Jazz'n'Klezmer 2010 : une cuvée pétillante ! Part 2

La 9ème édition du Festival Jazz'n'Klezmer se poursuit jusqu'au 13 décembre. Après un départ en fanfare la semaine dernière, très axé jazz, voici la suite de la sélection jewpop de concerts à ne pas manquer, pour goûter à la sauce klezmer épicée de rock, pop, psychédélisme, électro et "Radical jewish culture" !

Le nouveau projet de Yom, l'un des clarinettistes les plus inventifs de sa génération, sera présenté mardi 30 novembre au Café de la Danse (20h, prix des places 20 à 25€). Yom & The Wonder Rabbis est un "Road trip psychédélique dans une Europe de l'Est fantasmée", entre Brit Pop, rock, jazz et klezmer. Entouré de ses "super rabbins" (Manuel Peskine aux claviers, Sylvain Daniel aka SlyDee à la basse et Sébastien Lété à la batterie), Yom transformera sans doute le  public du Café de la Danse en "Golems dancers" ! Immanquable, en attendant la sortie de l'album prévu le 28 février 2011 ("With Love" / Buda Musique).


Jewpop vous reparlera prochainement de l'excellent duo Mazal, premier groupe français a avoir signé sur le prestigieux label de John Zorn, Tzadik. En attendant la prochaine sortie de l'album, le duo composé d'Emmanuelle Rouvray (chant, percussions) et Thomas Baudriller (laptop, contrebasse) se produit jeudi 2 décembre au Centre Barbara Fleury Goutte d'Or (20h, prix des places 15€). L'occasion de découvrir leur très original mélange d'électro-sépharade !

MAZAL Live from BENLT on Vimeo.

Groupe phare de la scène électro-klezmer, Balkan Beat Box vient enflammer la Bellevilloise jeudi 9 décembre (19h, prix des places 20 à 26€). Tous ceux qui ont déjà assisté aux délirants concerts du saxophoniste Ori Kaplan et de son gang savent que la soirée sera chaude, au son des derniers titres de leur récent et excellent album "Blue Eyed Black Boy" (Crammed Discs).

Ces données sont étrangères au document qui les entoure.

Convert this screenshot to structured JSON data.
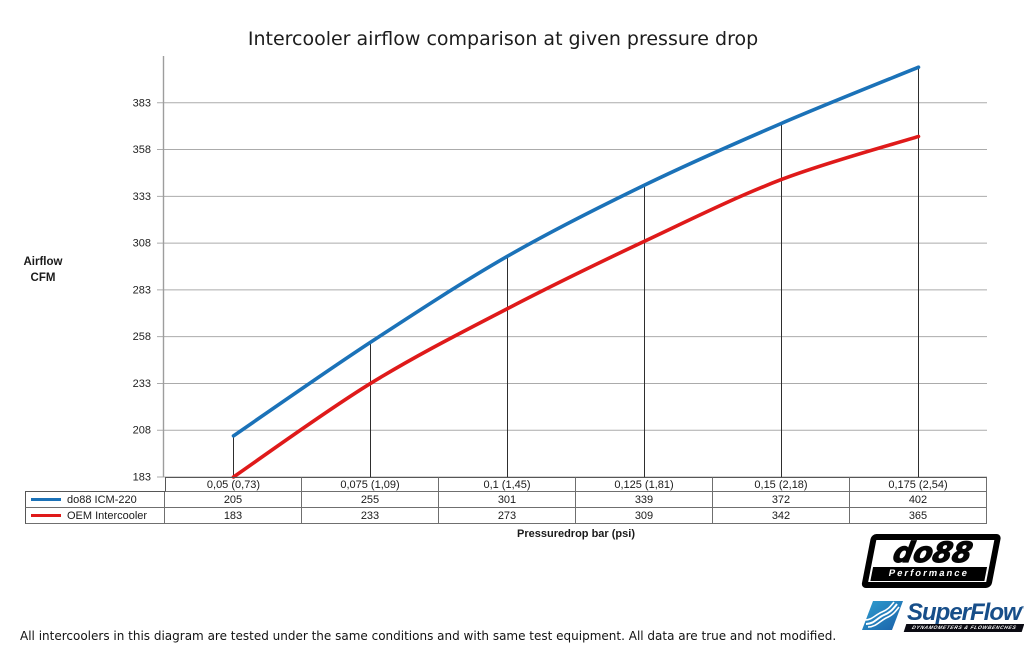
{
  "title": "Intercooler airflow comparison at given pressure drop",
  "y_axis": {
    "label_line1": "Airflow",
    "label_line2": "CFM"
  },
  "x_axis": {
    "label": "Pressuredrop bar (psi)"
  },
  "footer": "All intercoolers in this diagram are tested under the same conditions and with same test equipment. All data are true and not modified.",
  "logos": {
    "do88": {
      "name": "do88",
      "tagline": "Performance"
    },
    "superflow": {
      "name": "SuperFlow",
      "tm": "™",
      "tagline": "DYNAMOMETERS & FLOWBENCHES"
    }
  },
  "colors": {
    "series_do88": "#1b72b8",
    "series_oem": "#df1a1a",
    "gridline": "#ababab",
    "axis": "#9d9d9d",
    "drop_line": "#2e2e2e",
    "superflow_blue_light": "#2f9fd0",
    "superflow_blue_dark": "#1a5fa8",
    "superflow_text": "#174e89"
  },
  "chart_data": {
    "type": "line",
    "smooth": true,
    "grid": true,
    "title": "Intercooler airflow comparison at given pressure drop",
    "xlabel": "Pressuredrop bar (psi)",
    "ylabel": "Airflow CFM",
    "categories": [
      "0,05 (0,73)",
      "0,075 (1,09)",
      "0,1 (1,45)",
      "0,125 (1,81)",
      "0,15 (2,18)",
      "0,175 (2,54)"
    ],
    "series": [
      {
        "name": "do88 ICM-220",
        "color": "#1b72b8",
        "values": [
          205,
          255,
          301,
          339,
          372,
          402
        ]
      },
      {
        "name": "OEM Intercooler",
        "color": "#df1a1a",
        "values": [
          183,
          233,
          273,
          309,
          342,
          365
        ]
      }
    ],
    "yticks": [
      183,
      208,
      233,
      258,
      283,
      308,
      333,
      358,
      383
    ],
    "ylim": [
      183,
      408
    ],
    "legend_position": "table-left",
    "drop_lines_to_first_series": true
  }
}
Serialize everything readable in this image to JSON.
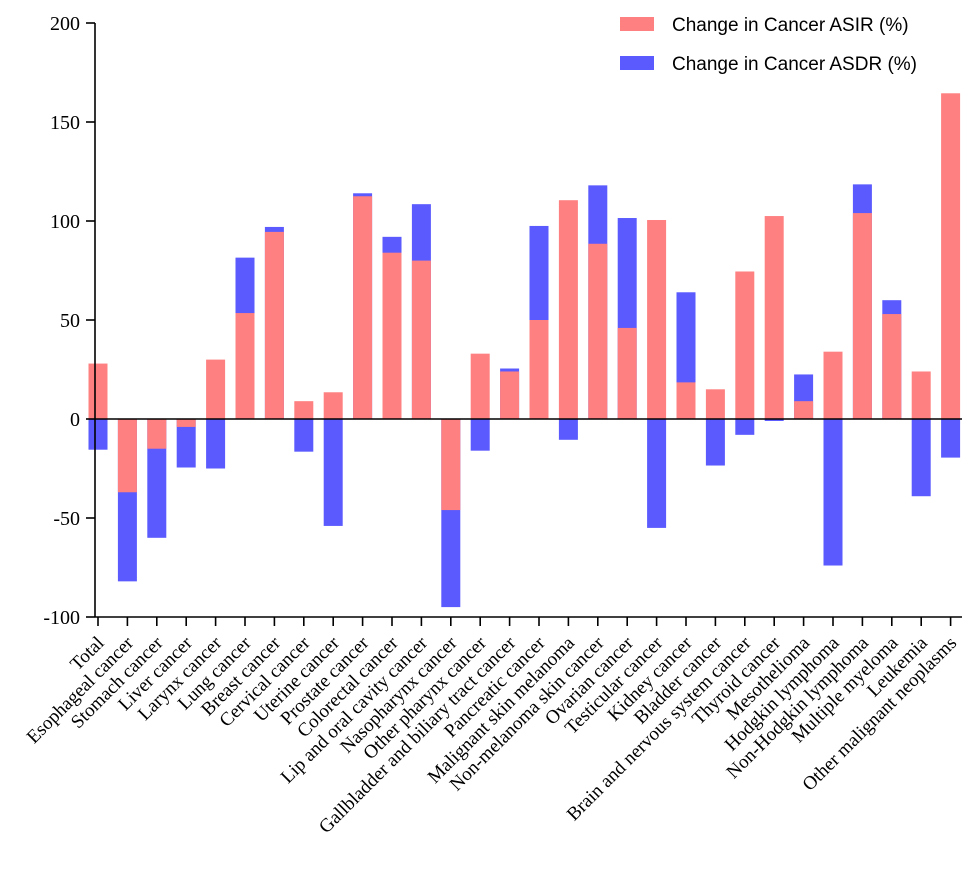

Le festival se terminera en beauté avec le concert du musicien emblématique de la scène nu-klezmer, David Krakauer. Le New Morning accueillera le clarinettiste et son Madness Orchestra lundi 13 décembre (20h, prix des places 30 et 45€), pour une soirée dédiée au répertoire de John Zorn, fondateur du mouvement "Radical jewish cultures", qui a choisi la série de compositions que Krakauer et son groupe joueront sur la scène du New Morning. Mention spéciale pour cette soirée de clôture (et pour la superbe affiche du concert, réalisée par le rappeur et designer Shmoolik).


Toutes les infos sont disponibles sur le blog du festival.

lundi 15 novembre 2010

Jazz'n'Klezmer 2010 : une cuvée pétillante ! Part 1

La 9ème édition du festival Jazz'n' Klezmer se tiendra à Paris du 21 novembre au 13 décembre, avec une programmation riche en surprises et en artistes étonnants. Jewpop vous livre ses choix avec des concerts à ne pas manquer pour découvrir une scène en pleine ébullition ! Premier volet de notre sélection.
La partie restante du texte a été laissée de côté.